I installed a very large, blue tarp on the ground to be a weed block and had a couple of truckloads of mulch dumped on it to hide and weigh the tarp down.  The bee yard is not right up against the property line, but if the property next to us sells, it may go from being overgrown fields to being houses, and I’ll need to install some shrubs or other visual barriers (and I’ll probably cry if they take down the black locust trees along their rock walls).

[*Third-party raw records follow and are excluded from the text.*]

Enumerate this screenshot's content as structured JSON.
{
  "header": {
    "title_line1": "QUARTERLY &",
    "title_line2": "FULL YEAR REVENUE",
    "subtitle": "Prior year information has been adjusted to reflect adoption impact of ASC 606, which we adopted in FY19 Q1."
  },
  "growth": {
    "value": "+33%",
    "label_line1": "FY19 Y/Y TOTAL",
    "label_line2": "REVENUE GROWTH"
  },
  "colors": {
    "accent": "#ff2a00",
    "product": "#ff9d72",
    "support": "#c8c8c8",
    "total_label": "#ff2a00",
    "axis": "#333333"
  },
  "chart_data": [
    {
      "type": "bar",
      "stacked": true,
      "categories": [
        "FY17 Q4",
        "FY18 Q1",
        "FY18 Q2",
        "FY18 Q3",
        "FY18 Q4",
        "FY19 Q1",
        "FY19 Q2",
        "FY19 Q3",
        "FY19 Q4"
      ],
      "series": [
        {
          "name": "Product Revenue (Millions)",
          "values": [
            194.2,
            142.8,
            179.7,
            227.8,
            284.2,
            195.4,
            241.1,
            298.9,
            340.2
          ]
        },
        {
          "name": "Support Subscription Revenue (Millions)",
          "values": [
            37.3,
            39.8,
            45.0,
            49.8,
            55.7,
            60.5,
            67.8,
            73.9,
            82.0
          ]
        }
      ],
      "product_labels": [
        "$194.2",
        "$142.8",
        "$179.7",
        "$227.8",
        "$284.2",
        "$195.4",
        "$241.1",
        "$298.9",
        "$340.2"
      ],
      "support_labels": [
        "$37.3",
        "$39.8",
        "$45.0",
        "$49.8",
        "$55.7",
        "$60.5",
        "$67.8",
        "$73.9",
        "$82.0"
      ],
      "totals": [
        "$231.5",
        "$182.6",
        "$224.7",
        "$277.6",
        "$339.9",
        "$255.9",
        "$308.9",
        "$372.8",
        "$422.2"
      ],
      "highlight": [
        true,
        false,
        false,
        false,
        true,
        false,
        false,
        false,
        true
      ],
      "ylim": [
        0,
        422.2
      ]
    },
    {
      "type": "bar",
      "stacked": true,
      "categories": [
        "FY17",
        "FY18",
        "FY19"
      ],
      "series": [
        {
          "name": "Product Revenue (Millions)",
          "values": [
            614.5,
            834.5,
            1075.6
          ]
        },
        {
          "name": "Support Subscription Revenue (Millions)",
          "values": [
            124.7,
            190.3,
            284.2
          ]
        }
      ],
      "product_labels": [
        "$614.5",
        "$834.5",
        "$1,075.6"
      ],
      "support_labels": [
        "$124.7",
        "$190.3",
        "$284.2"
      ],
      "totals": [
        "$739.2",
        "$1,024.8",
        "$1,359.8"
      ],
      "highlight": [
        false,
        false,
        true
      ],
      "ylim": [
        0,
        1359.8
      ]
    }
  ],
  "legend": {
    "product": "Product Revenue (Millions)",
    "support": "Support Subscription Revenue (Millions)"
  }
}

The hives would benefit from shrubs along that property line anyway because the wind whips across the old fields from the west there. To the north of my hives, there are the remains of an old wall, but it’s not much of a windbreak for the bees. So, this year I pounded metal garden U stakes (easier said than done in our rocky soil!) into the ground a few feet behind the hives (to give myself room to get behind the hives and open them and check on their food status), and I bought landscape fabric (because the hardware store was out of burlap) and strapped it onto the stakes.

There’s snow drifting up against the fabric and it seems to be working.  There are several beekeepers with a few beehives in their yards within a three-mile radius of us, but I’m not up to traveling and keeping out yards to distance myself from them. Also, in this rural area, I think getting three miles from ALL bee yards is difficult, if not impossible. 

If you are planning on keeping bees, good luck finding a hive location!

And fellow beekeepers, how did you prioritize these concerns when you decided on your beehives’ location? Your comments will help me and other new beekeepers!